🧠 Core Concepts

This section introduces the core ideas behind ADL (Automated Data Loader) to help you quickly understand how data moves through the system and where plugins, models, and admin screens fit in.


1) The Big Picture

ADL is a Django-based platform that ingests observations from many upstream sources, normalizes them into a common schema, and makes them available for analysis, visualization, and downstream dispatch (e.g., WIS2).

At a high level:

  1. Plugins know how to talk to external systems (APIs, files, brokers) and produce time-stamped records.

  2. Core models (Station, Parameter, Unit, ObservationRecord, etc.) provide a canonical structure in the database.

  3. Schedulers (Celery Beat/Worker) invoke plugins on intervals, handle batches, and support backfills.

  4. Dispatch channels can publish/forward curated data to external targets (e.g., WIS2Box).

        flowchart LR
  subgraph Upstream
    A[Source API/Feed]
  end

  subgraph ADL Core
    P[Plugin] --> N[Normalization Unit & Mapping] --> S[Observation Record TimescaleDB]
    S --> A1[Aggregations]
    S --> Q[Query Admin UI]
  end

  subgraph Downstream
    D[Dispatch Channel e.g. WIS2Box]
  end

  A --> P
  A1 --> D
    

2) Core Data Model

Understanding a few key models clarifies how ADL thinks about networks and measurements.

Network

Represents a family of stations (e.g., “ADCON Automatic Weather Stations”). Purely organizational.

Station

A physical observing point (with location, identifiers such as WIGOS, heights, metadata). Stations belong to a Network.

NetworkConnection

Configuration for a specific upstream integration (credentials, cadence, timezone defaults, batch size, daily vs hourly data, etc.). A NetworkConnection points to a Plugin type that will perform the actual collection.

Unit & DataParameter

  • Unit defines canonical unit symbols (backed by a unit registry).

  • DataParameter names a measurable variable (e.g., air_temperature) and which Unit ADL uses as canonical. It also supports optional conversion contexts for tricky cases (e.g., precipitation mass/area equivalence).

ObservationRecord

The atomic measurement in ADL, keyed by (time, station, connection, parameter) with a value. Stored in TimescaleDB for efficient time-series operations. Flags whether a record is daily (is_daily).

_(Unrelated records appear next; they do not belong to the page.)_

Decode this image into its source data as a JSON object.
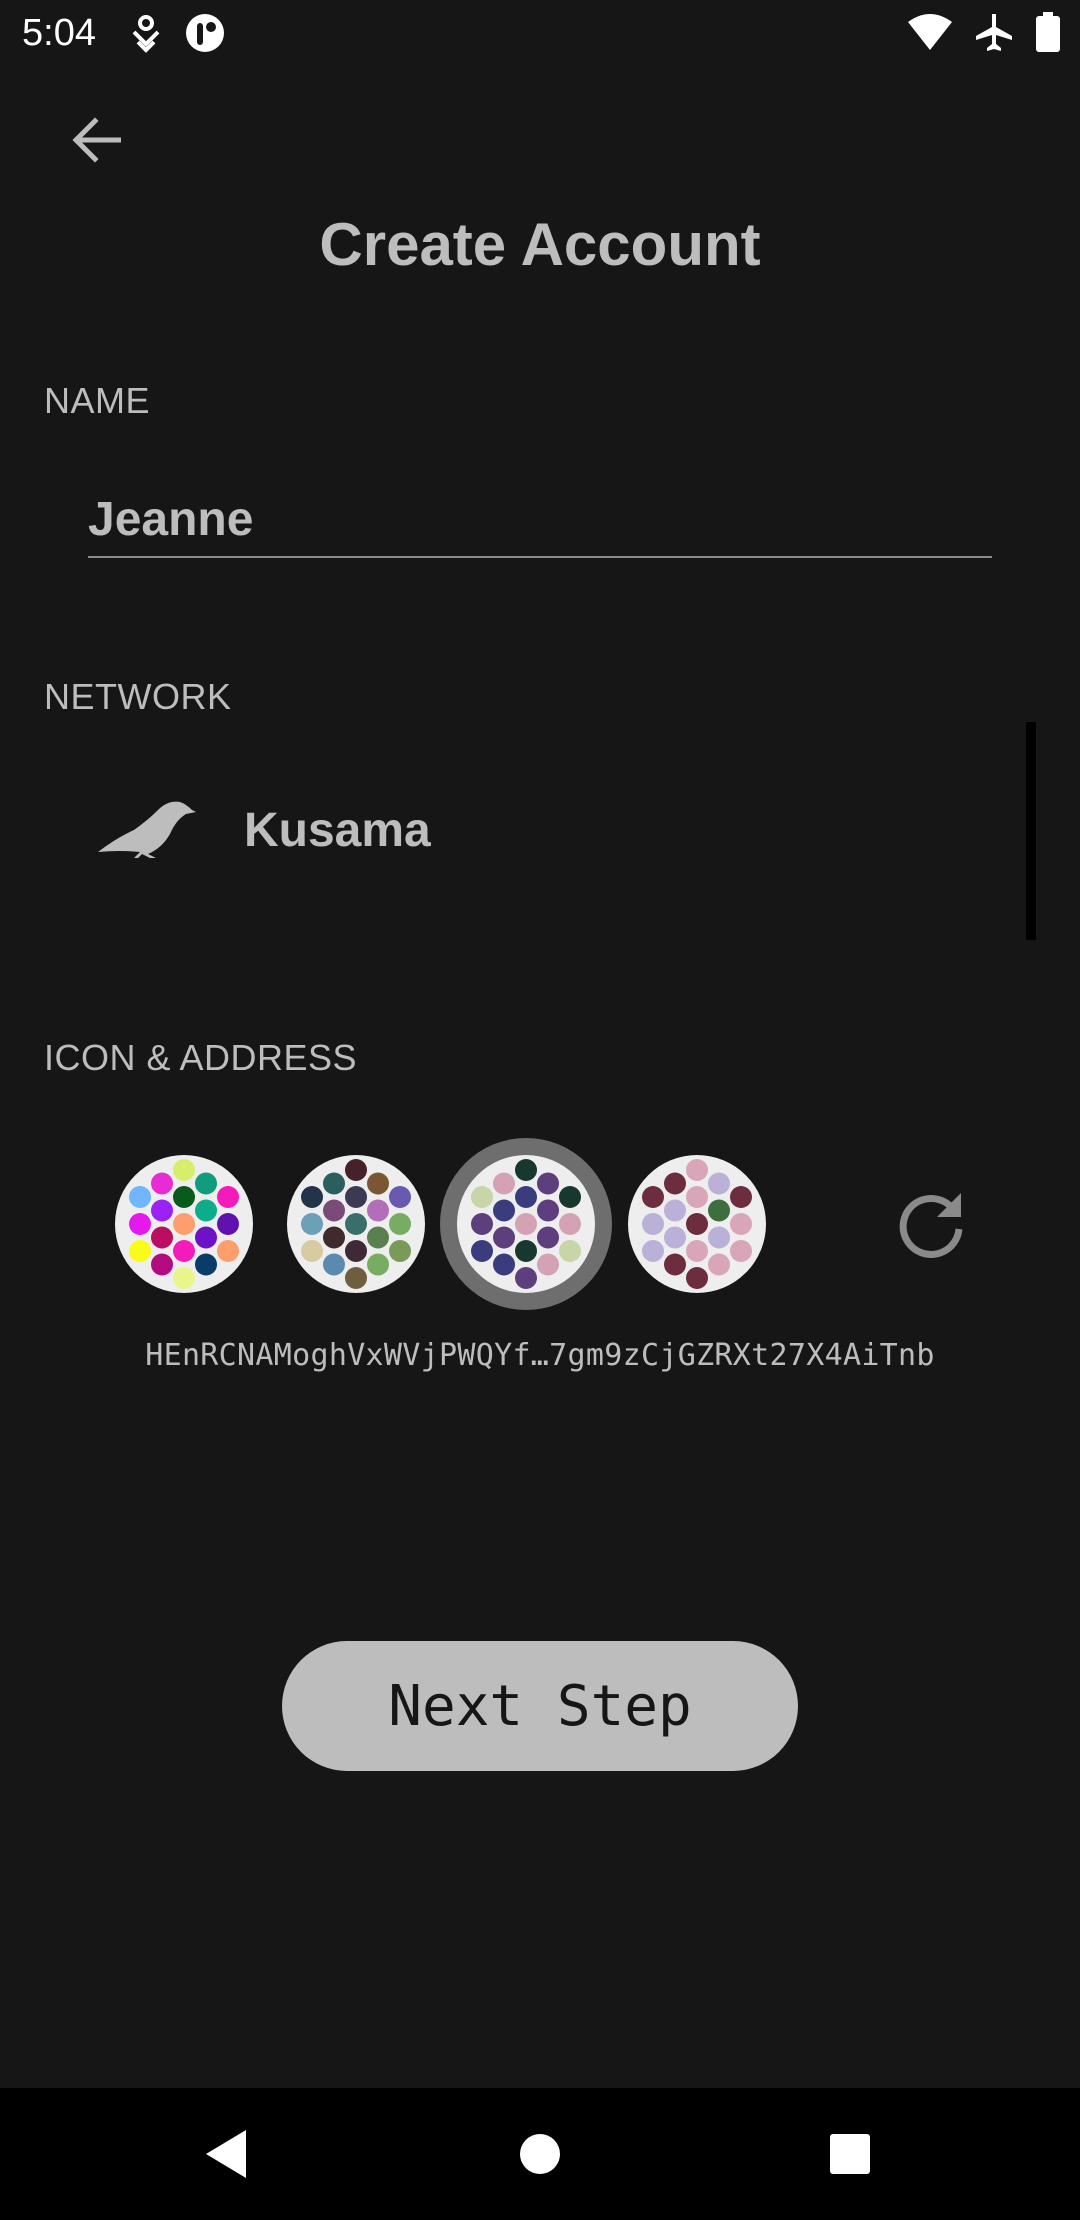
{
  "status_bar": {
    "time": "5:04",
    "left_icons": [
      "location-tracking-icon",
      "app-notification-icon"
    ],
    "right_icons": [
      "wifi-icon",
      "airplane-mode-icon",
      "battery-icon"
    ]
  },
  "header": {
    "back_icon": "arrow-left-icon",
    "title": "Create Account"
  },
  "name_section": {
    "label": "NAME",
    "value": "Jeanne"
  },
  "network_section": {
    "label": "NETWORK",
    "network_name": "Kusama",
    "network_icon": "kusama-bird-icon"
  },
  "icon_address_section": {
    "label": "ICON & ADDRESS",
    "address": "HEnRCNAMoghVxWVjPWQYf…7gm9zCjGZRXt27X4AiTnb",
    "selected_identicon_index": 2,
    "identicons": [
      {
        "colors": [
          "#d7ee6d",
          "#e82cd3",
          "#109d7d",
          "#6fb6fe",
          "#0a5a1b",
          "#f41bbb",
          "#9b22f5",
          "#0cad88",
          "#e519ed",
          "#ff9e6d",
          "#5f12ad",
          "#ba0e63",
          "#6e12c8",
          "#fbfb19",
          "#f41bbb",
          "#ff9e6d",
          "#b20c80",
          "#0a3c6a",
          "#e9f58a",
          "#9b22f5"
        ]
      },
      {
        "colors": [
          "#45212a",
          "#2b5e5e",
          "#7a5634",
          "#23334a",
          "#3c3a52",
          "#6a59b0",
          "#7a4a78",
          "#b06fb8",
          "#6c9fb8",
          "#3a6e6a",
          "#78ac62",
          "#3f2a2e",
          "#5a8050",
          "#d8cba2",
          "#3d2a36",
          "#7a9a5a",
          "#5a8ab0",
          "#78ac62",
          "#6e5e40",
          "#5a5ea8"
        ]
      },
      {
        "colors": [
          "#18372f",
          "#d5a1b5",
          "#5c3f7c",
          "#c7d5a7",
          "#3b3c7d",
          "#18372f",
          "#3b3c7d",
          "#5c3f7c",
          "#5c3f7c",
          "#d5a1b5",
          "#d5a1b5",
          "#5c3f7c",
          "#5c3f7c",
          "#3b3c7d",
          "#18372f",
          "#c7d5a7",
          "#3b3c7d",
          "#d5a1b5",
          "#5c3f7c",
          "#18372f"
        ]
      },
      {
        "colors": [
          "#d9a5b8",
          "#6c2e3e",
          "#bbb0d8",
          "#6c2e3e",
          "#d9a5b8",
          "#6c2e3e",
          "#bbb0d8",
          "#3e6e3e",
          "#bbb0d8",
          "#6c2e3e",
          "#d9a5b8",
          "#bbb0d8",
          "#bbb0d8",
          "#bbb0d8",
          "#d9a5b8",
          "#d9a5b8",
          "#6c2e3e",
          "#d9a5b8",
          "#6c2e3e",
          "#d9a5b8"
        ]
      }
    ],
    "refresh_icon": "refresh-icon"
  },
  "actions": {
    "next_label": "Next Step"
  },
  "nav_bar": {
    "icons": [
      "nav-back-icon",
      "nav-home-icon",
      "nav-recents-icon"
    ]
  }
}
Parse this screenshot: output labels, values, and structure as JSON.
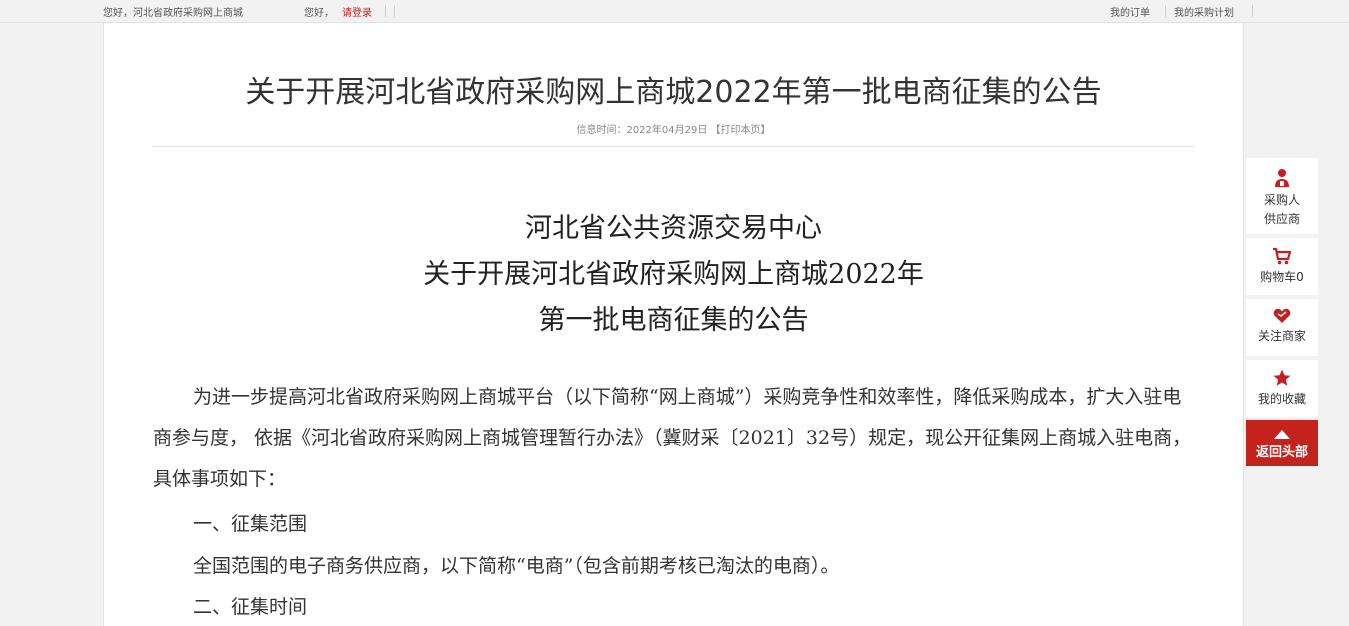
{
  "topbar": {
    "greeting": "您好，河北省政府采购网上商城",
    "hello": "您好，",
    "login_link": "请登录",
    "my_orders": "我的订单",
    "my_purchase_plan": "我的采购计划"
  },
  "article": {
    "title": "关于开展河北省政府采购网上商城2022年第一批电商征集的公告",
    "meta_label": "信息时间：",
    "date": "2022年04月29日",
    "print_link": "【打印本页】",
    "subheading_1": "河北省公共资源交易中心",
    "subheading_2": "关于开展河北省政府采购网上商城2022年",
    "subheading_3": "第一批电商征集的公告",
    "paragraph_1": "为进一步提高河北省政府采购网上商城平台（以下简称“网上商城”）采购竞争性和效率性，降低采购成本，扩大入驻电商参与度， 依据《河北省政府采购网上商城管理暂行办法》（冀财采〔2021〕32号）规定，现公开征集网上商城入驻电商，具体事项如下：",
    "section_1_heading": "一、征集范围",
    "section_1_text": "全国范围的电子商务供应商，以下简称“电商”（包含前期考核已淘汰的电商）。",
    "section_2_heading": "二、征集时间"
  },
  "sidebar": {
    "buyer_label_1": "采购人",
    "buyer_label_2": "供应商",
    "cart_label": "购物车0",
    "follow_label": "关注商家",
    "favorites_label": "我的收藏",
    "back_top_label": "返回头部"
  },
  "icons": {
    "buyer": "user-icon",
    "cart": "cart-icon",
    "follow": "heart-icon",
    "favorites": "star-icon",
    "back_top": "arrow-up-icon"
  },
  "colors": {
    "accent": "#c4231d"
  }
}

Aggregations (HourlyObsAgg)

A view for hourly summaries (min/max/avg/sum, counts). Used by analytics and dispatch.


3) Plugin Architecture (Extension Point)

Plugins are Django apps that extend the Plugin base class and register themselves in the plugin registry. The base class provides:

  • Date-window helpers: Picks [start_date, end_date) for each station (resuming from last saved data if present).

  • Normalization & saving: Converts source values to canonical units and upserts ObservationRecords.

  • Orchestration: Iterates station links, handles disabled stations, and returns per-station counts.

Variable Mapping

Each StationLink provides a mapping from source field name & unitADL DataParameter. Example: temp_K ( Kelvin) → air_temperature (Celsius). This drives conversion and saving.


4) Time, Timezones & Windows

Golden rules:

  • Plugins work in the station’s timezone; the database stores UTC.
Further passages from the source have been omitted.